- Episode no.: Series 7 Episode 9
- Directed by: Mike Leigh
- Written by: Mike Leigh
- Editing by: Oliver White
- Original air date: 11 January 1977

Episode chronology
| ← Previous "Love on a Gunboat" | Next → "Our Flesh And Blood" |

= The Kiss of Death (Play for Today) =

"The Kiss of Death" is the ninth episode of seventh season of the British BBC anthology TV series Play for Today. The episode was a television play that was originally broadcast on 11 January 1977. The Kiss of Death was written and directed by Mike Leigh, produced by David Rose, and starred David Threlfall.

Mike Leigh directed "this whimsical tale about Trevor, (David Threlfall), an unusually bashful mortician's assistant", whose moods and personality make the subject of the film. A natural landscape for Leigh's offbeat and bleakly humorous worldview with certain autobiographical elements, Leigh has often said the film is one of his favourites.

Trevor and his friend Ronnie form a foursome with Linda and Sandra. A brake on Trevor's joy in life "is the factual premonition of everyday death", and the central incident of a cot death affects him profoundly.

==Plot summary==
Trevor is an extremely shy undertaker's assistant. He always tags along with his good friend Ronnie, when he goes to the pub with his girlfriend Sandra.
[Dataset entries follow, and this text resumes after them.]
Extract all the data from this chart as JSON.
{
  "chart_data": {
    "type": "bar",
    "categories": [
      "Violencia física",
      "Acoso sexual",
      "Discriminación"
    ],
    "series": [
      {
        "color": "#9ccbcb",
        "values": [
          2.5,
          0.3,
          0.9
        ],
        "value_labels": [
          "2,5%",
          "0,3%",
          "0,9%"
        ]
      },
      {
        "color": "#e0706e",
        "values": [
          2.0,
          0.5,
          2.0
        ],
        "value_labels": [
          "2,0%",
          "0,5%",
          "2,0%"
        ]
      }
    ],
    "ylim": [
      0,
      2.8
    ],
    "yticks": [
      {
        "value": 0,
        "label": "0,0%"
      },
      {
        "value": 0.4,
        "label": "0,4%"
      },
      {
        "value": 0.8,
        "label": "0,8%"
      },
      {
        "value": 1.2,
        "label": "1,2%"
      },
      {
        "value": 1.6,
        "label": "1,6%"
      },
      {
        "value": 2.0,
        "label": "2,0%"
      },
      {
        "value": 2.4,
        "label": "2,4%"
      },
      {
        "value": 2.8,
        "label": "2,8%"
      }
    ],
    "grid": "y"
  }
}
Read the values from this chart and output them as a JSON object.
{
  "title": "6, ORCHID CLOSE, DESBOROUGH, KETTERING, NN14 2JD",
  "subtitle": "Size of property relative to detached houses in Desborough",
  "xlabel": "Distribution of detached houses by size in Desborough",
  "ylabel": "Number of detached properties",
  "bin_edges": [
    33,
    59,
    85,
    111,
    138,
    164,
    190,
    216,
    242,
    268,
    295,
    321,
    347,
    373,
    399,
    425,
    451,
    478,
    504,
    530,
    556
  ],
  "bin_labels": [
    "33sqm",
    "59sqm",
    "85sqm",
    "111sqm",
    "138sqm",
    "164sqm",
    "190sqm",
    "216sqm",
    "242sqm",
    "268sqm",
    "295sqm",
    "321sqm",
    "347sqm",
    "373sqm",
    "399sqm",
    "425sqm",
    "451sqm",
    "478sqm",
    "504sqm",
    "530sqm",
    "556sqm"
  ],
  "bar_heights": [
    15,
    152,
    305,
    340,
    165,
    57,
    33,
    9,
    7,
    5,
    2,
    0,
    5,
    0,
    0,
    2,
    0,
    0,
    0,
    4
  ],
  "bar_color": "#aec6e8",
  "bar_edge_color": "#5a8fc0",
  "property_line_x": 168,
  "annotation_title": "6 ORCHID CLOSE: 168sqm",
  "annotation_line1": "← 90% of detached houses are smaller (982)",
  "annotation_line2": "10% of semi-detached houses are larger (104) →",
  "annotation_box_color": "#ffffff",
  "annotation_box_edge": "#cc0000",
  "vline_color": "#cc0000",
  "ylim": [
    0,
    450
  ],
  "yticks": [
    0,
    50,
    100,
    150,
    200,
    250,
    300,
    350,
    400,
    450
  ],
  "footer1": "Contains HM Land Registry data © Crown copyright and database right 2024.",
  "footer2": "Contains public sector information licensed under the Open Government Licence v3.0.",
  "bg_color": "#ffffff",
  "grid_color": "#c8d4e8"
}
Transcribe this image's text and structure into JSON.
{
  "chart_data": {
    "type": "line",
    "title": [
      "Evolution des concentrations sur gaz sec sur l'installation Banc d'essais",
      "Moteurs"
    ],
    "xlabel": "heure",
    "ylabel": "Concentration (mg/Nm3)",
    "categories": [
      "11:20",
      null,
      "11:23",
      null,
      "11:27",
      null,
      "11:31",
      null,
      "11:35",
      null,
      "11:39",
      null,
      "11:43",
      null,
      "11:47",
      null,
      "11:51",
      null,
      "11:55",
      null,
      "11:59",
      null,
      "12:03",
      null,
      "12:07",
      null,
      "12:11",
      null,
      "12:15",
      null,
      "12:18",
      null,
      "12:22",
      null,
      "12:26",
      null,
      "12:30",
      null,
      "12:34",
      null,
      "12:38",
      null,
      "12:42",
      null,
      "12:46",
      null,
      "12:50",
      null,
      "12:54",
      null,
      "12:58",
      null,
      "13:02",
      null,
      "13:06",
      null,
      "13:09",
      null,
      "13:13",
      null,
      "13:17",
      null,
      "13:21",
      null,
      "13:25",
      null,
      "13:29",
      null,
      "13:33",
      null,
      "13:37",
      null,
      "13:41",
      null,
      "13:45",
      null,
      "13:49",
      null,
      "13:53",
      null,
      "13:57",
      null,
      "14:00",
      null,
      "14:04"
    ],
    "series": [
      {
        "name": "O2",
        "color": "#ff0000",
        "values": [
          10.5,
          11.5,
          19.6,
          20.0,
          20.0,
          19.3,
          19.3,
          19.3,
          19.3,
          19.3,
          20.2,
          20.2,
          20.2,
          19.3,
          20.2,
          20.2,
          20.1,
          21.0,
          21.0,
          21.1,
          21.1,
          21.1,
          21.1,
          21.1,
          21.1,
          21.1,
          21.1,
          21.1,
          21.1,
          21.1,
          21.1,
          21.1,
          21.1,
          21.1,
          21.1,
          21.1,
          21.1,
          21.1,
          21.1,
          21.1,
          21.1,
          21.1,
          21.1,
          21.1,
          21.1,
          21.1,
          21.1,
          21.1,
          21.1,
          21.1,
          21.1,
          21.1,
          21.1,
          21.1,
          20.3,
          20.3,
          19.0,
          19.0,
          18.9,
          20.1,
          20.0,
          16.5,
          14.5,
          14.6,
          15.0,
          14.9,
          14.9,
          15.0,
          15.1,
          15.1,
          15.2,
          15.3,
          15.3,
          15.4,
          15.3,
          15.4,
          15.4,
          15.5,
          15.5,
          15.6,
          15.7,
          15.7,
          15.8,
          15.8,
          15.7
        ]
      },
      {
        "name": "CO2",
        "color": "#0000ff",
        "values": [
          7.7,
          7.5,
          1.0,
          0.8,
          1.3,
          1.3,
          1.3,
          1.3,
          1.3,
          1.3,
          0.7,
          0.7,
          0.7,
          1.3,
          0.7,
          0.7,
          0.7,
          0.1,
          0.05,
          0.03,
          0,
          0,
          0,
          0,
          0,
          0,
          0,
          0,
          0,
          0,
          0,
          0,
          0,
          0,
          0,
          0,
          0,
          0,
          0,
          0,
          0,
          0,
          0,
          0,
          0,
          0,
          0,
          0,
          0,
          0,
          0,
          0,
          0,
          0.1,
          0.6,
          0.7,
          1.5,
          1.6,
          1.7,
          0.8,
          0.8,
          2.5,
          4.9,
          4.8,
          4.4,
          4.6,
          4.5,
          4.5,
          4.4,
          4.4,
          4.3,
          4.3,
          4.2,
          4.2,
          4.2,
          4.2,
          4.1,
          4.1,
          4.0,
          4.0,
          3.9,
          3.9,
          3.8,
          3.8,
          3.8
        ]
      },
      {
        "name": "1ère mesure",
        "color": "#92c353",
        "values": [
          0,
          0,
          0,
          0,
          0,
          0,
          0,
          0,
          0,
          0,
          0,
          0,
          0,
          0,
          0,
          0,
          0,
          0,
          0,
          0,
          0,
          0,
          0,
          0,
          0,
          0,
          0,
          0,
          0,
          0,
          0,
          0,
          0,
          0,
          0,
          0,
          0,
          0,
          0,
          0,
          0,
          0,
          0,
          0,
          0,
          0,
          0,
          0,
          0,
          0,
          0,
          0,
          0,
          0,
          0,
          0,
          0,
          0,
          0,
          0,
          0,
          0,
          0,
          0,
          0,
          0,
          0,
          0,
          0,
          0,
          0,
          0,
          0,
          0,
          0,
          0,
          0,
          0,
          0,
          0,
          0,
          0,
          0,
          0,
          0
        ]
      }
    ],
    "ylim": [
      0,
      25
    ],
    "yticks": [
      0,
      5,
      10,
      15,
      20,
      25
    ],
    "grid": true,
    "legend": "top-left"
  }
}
Sandra introduces Trevor to her more forward friend Linda. Linda has a difficult time getting Trevor to go out with her, but she finally gets him to go to a disco; he won't dance, so Linda dances with Ronnie.

Trevor's shyness and inability to engage with Linda, despite her persistent attempts to get him to ask her on a date and even take her dancing. The play ends with Trevor still too shy to dance at the disco, leaving the audience with the feeling of awkwardness and unrealized potential, highlighting the absurdity of the situation.

==Cast==
- David Threlfall as Trevor
- Clifford Kershaw as Mr Garside
- John Wheatley as Ronnie
- Angela Curran as Sandra
- Kay Adshead as Linda

==Critical responses==
The play is highly regarded by the critic Michael Coveney, who wrote in a 1996 study of Leigh's work : "The kissing part of The Kiss of Death is an extraordinary scene. Linda and Trevor are on a sofa, she chewing away, he nervously amused but not exactly apprehensive...The playing of Kay Adshead and David Threlfall indicates every stage of this sexual jousting match with faultless accuracy and perception. We glimpse ... an entire catalogue of human emotions in the mating game: anxiety, cruelty, affection, wonder, contempt and playfulness. This is how love scenes are endured in life, not in the movies, but distilled and refined for this movie."